In den Rohstoffmärkten wird das Phänomen der Fluktuation der Preise um den Wert noch verstärkt. Hier handelt es sich nämlich um relativ illiquide Märkte. Das hat Folgen: Steigt ein Rohstoffpreis, so springen immer mehr Spekulanten auf diesen Trend auf. Diese müssen ihre Positionen vor dem Liefertermin der entsprechenden Futures-Kontrakte schließen, sonst können sie nach Auslaufen des Kontraktes den Rohstoff angedient bekommen. In der vergangenen Woche war der Boden ohnehin charttechnisch reif für eine Korrektur. Die Zeitungen waren voll von Warnungen vor steigenden Ölpreisen, Silber sorgte immer wieder für Schlagzeilen, Gold hatte ein neues Allzeithoch erreicht, Inflationsängste wurden thematisiert. Dazwischen platzten einige andere Meldungen: Hedgefond-Star George Soros verkündete, er würde aus Rohstoffen aussteigen. Die Sicherheitsleistung (Margin) für Silber-Futures wurde drastisch erhöht. Wozu führt das? Gerade Hedge-Fonds, aber auch ETFs und passive Fonds (die einfach nur den Preis des Rohstoffs 1:1 abbilden) arbeiten häufig mit viel Fremdkapital und mussten so Positionen verkleinern, um die Margin noch stellen zu können. In einem wenig liquiden Markt fallen solche massiven Verkäufe natürlich besonders auf und bringen die Preise unter Druck. Das führt dazu, dass weitere Long-Positionen in den Verlust rutschen. Weitere Margin-Calls folgen – es müssen wieder Positionen liquidiert werden. Die Spirale kommt in Gang – alle wollen durch die gleiche Tür aus dem Markt. Das Gedränge ist unerträglich. Die Kurse kollabieren.
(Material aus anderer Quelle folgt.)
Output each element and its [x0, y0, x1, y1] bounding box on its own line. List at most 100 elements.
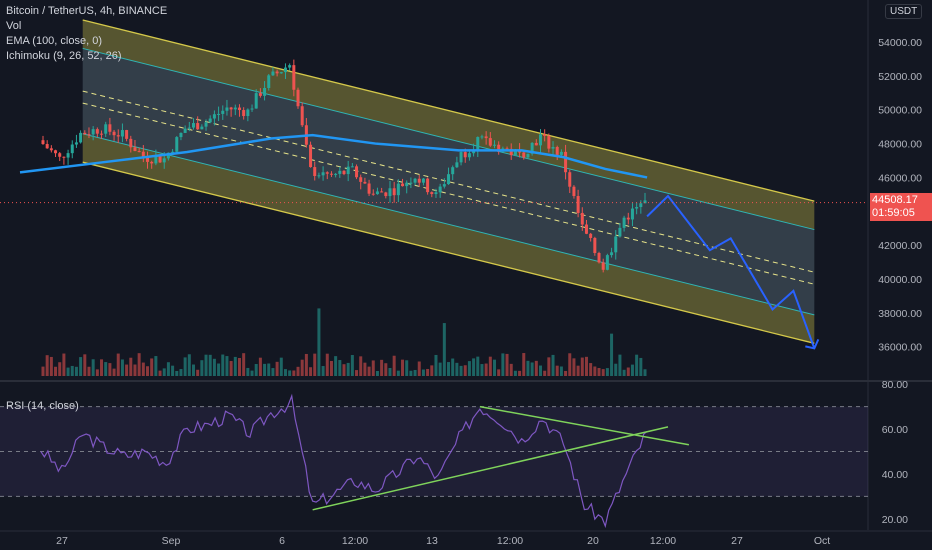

Dieses Phänomen ist seit Mitte der 80er Jahre des vorigen Jahrhunderts immer wieder zu beobachten. Fachleute sprechen hier von “überfüllten Trades”. Haben sich viele Marktteilnehmer in eine Richtung positioniert, wird das Schließen der Positionen zum Problem – es gibt nämlich nicht mehr ausreichend Marktteilnehmer, um die Positionen zu übernehmen. In großem Stil hat das beispielsweise die Pleite des Hedgefonds LTCM 1998 beschleunigt (wobei der nicht in einem illiquiden Rohstoffmarkt unterwegs war). Gerade aber der Silbermarkt ist für solche Preismanipulationen berühmt – oder berüchtigt? Egal: Wer Charts lesen kann, der weiß, wann die Zeit für einen Einstieg günstig ist und wann nicht. Und in der ersten Mai-Woche war die Zeit für einen Einstieg eben denkbar ungünstig.